Waiting for Godot has being staged at the Schauspielhaus under the direction of Ulrich Rasche. Rasche has created a unique theatre language with his visually impressive productions, which also thrive on complex stages and a penetrating language.
Direction: Ulrich Rasche
Starring: Guy Clemens, Dominik Dos-Reis, Steven Scharf, Yannik Stöbener
Composition, Musical Direction: Andrea Belfi
Live Music: Andrea Belfi, Alfred Brooks, Hilary Jeffery, Špela Mastnak, Lorenzo Setti

Through the Grapevine
Through the Grapevine is a quirky pas de deux between two men. Performers Alexander Vantournhout and Axel Guérin show their bodies, stripped of all frills.

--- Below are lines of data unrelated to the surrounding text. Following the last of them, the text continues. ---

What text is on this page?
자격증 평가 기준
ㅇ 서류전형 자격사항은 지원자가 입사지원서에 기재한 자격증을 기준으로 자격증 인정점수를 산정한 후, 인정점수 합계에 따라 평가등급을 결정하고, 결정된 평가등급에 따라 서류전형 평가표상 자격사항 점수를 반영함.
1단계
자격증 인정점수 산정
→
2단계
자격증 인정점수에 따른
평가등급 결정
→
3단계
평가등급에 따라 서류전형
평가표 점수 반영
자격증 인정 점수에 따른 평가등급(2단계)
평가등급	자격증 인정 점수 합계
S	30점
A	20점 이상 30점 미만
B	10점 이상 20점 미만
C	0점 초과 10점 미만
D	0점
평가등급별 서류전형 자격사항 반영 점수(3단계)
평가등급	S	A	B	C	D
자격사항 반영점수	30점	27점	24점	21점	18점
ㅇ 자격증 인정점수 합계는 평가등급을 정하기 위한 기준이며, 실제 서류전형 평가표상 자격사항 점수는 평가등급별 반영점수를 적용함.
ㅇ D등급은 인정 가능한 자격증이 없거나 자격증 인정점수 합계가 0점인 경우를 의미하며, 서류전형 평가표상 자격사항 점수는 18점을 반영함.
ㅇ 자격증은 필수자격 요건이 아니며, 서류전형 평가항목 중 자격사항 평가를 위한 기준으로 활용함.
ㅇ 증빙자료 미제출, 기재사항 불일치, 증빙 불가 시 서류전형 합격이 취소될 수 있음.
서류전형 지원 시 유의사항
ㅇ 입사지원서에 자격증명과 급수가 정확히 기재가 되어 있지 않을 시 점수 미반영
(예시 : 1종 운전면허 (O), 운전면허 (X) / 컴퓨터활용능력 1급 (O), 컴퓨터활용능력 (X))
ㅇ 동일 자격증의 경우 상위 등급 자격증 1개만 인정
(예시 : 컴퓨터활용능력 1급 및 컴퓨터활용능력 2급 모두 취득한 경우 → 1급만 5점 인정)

They are trained but certainly not perfect. They do not try to convince with virtuous movements. Gradually, their athletic bodies collide with physical limitations and their movements guide them in the discovery of the strengths and weaknesses of their own specific physique. The choreography creates an interplay between these differences in proportions and physical strength. With great effort and concentration, the performers search for balance, equilibrium, and harmony without shying away from humour. They challenge one another and drive each other forward, alternately leading the dance. Through constant mutual physical contact, the synergy between touching and being touched unfolds as the base melody of the performance.

Buffalo Gals
Beauty and conflict between two worlds is at the centre of the new music theater production by Solistenensemble Kaleidoskop, “Buffalo Gals, Won't You Come Out Tonight”, based on Ursula K. Le Guin's eponymous utopian fable. This marks the first time that Director Silvia Costa and composers Andrea Belfi and Wojtek Blecharz have collaborated with the ensemble, as they jointly translate this tale about the meeting of different worlds into a visual and musical stage performance. Together, they explore how multi-perspectivity can create a new experience and a new sound.

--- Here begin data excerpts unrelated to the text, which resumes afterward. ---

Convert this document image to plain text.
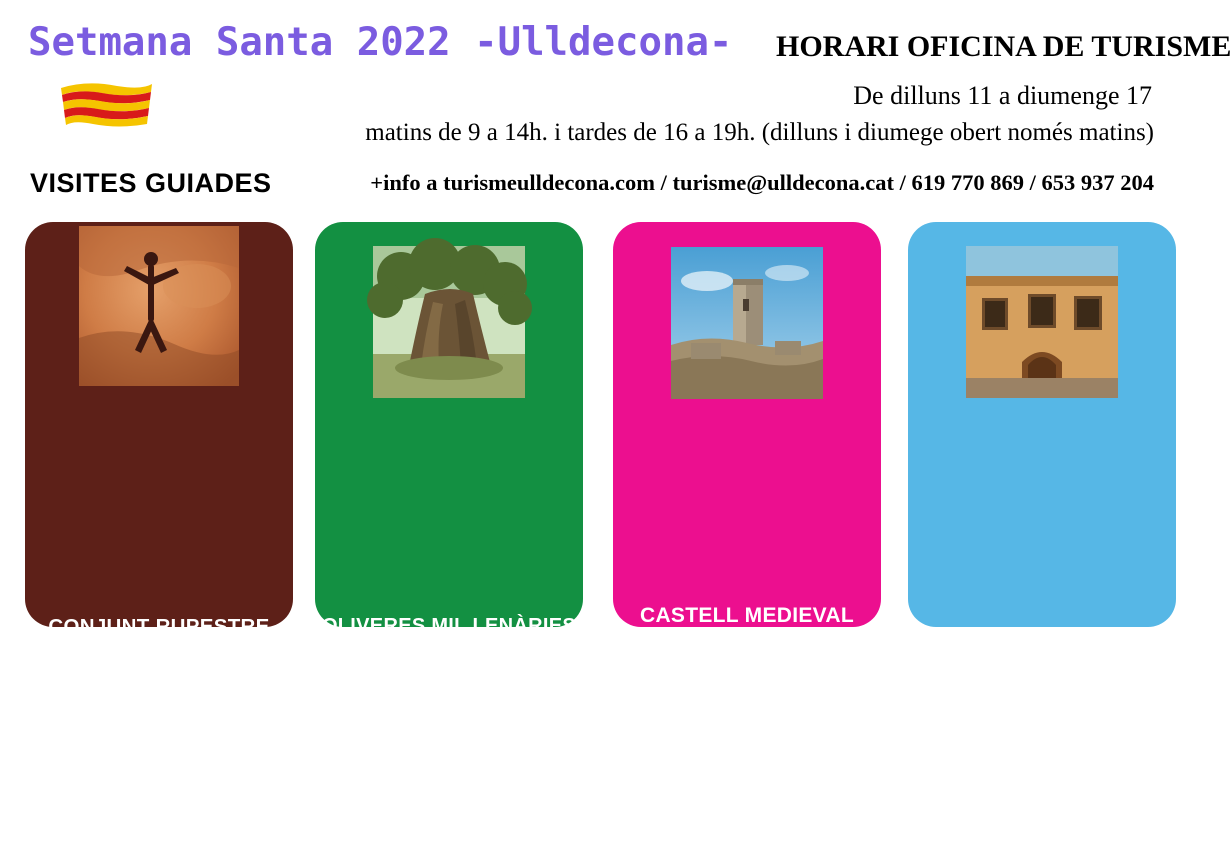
Setmana Santa 2022 -Ulldecona-
VISITES GUIADES
HORARI OFICINA DE TURISME
De dilluns 11 a diumenge 17
matins de 9 a 14h. i tardes de 16 a 19h. (dilluns i diumege obert només matins)
+info a turismeulldecona.com / turisme@ulldecona.cat / 619 770 869 / 653 937 204
CONJUNT RUPESTRE
Patromoni de la UNESCO
De dl. 11 a dg. 17 Matins a les 10 i 12h. Tardes a les 17h. Preu: 10€ (tenim tarifes especials)
OLIVERES MIL.LENÀRIES
De dl. 11 a dc. 13 a les 12h. De dj. Sant a dg. a les 10h. dintre de la Ulldecona Cultural (Oliveres+CHistòric+ Conjunt Rupestre dj i ds / Oliveres+Castell Medieval +Conjunt
CASTELL MEDIEVAL
Bé d'Interès Cultural Nacional
De dl. a dc. a les 17h. Visita ordinària. Preu: 10€ / De dj. a dg. a les 17h. Visita en realitat virtual. Preu: 20€ adult/ Dv i ds. a les 12:30 dintre
CENTRE HISTÒRIC
Dj. Sant i ds. a les 12:30h. dintre de la Ulldecona Cultural (A les 10h. Oliveres + CHistòric a les 12:30h +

Le Guin's “Buffalo Gals, Won't You Come Out Tonight” (1987) tells the story of a girl, Myra, who finds herself in the middle of a barren landscape with a wounded eye. A coyote comes to her rescue and takes her to a village full of talking animal presences. In a ceremonial ritual, her injured eye is replaced by that of a coyote, allowing her to perceive and understand both animals and humans. Fascinated and torn between these two worlds, a new experiential world emerges from the ambivalence and ambiguity of her position.
Director Silvia Costa develops a symbolic and pictorial language for the stage, interweaving visuality, text and music. Wojtek Blecharz’s compositions reflect his interest in the interplay between body and instrument; his abstract and haptic music comprises sounds that often integrate the musicians' gestures and movements. Percussionist, composer and experimental musician Andrea Belfi uses minimalist facets to create seemingly endless, energetic soundscapes to hypnotic effect. Over the course of the piece, the music of both composers entwines and overlaps to create a new sonic world.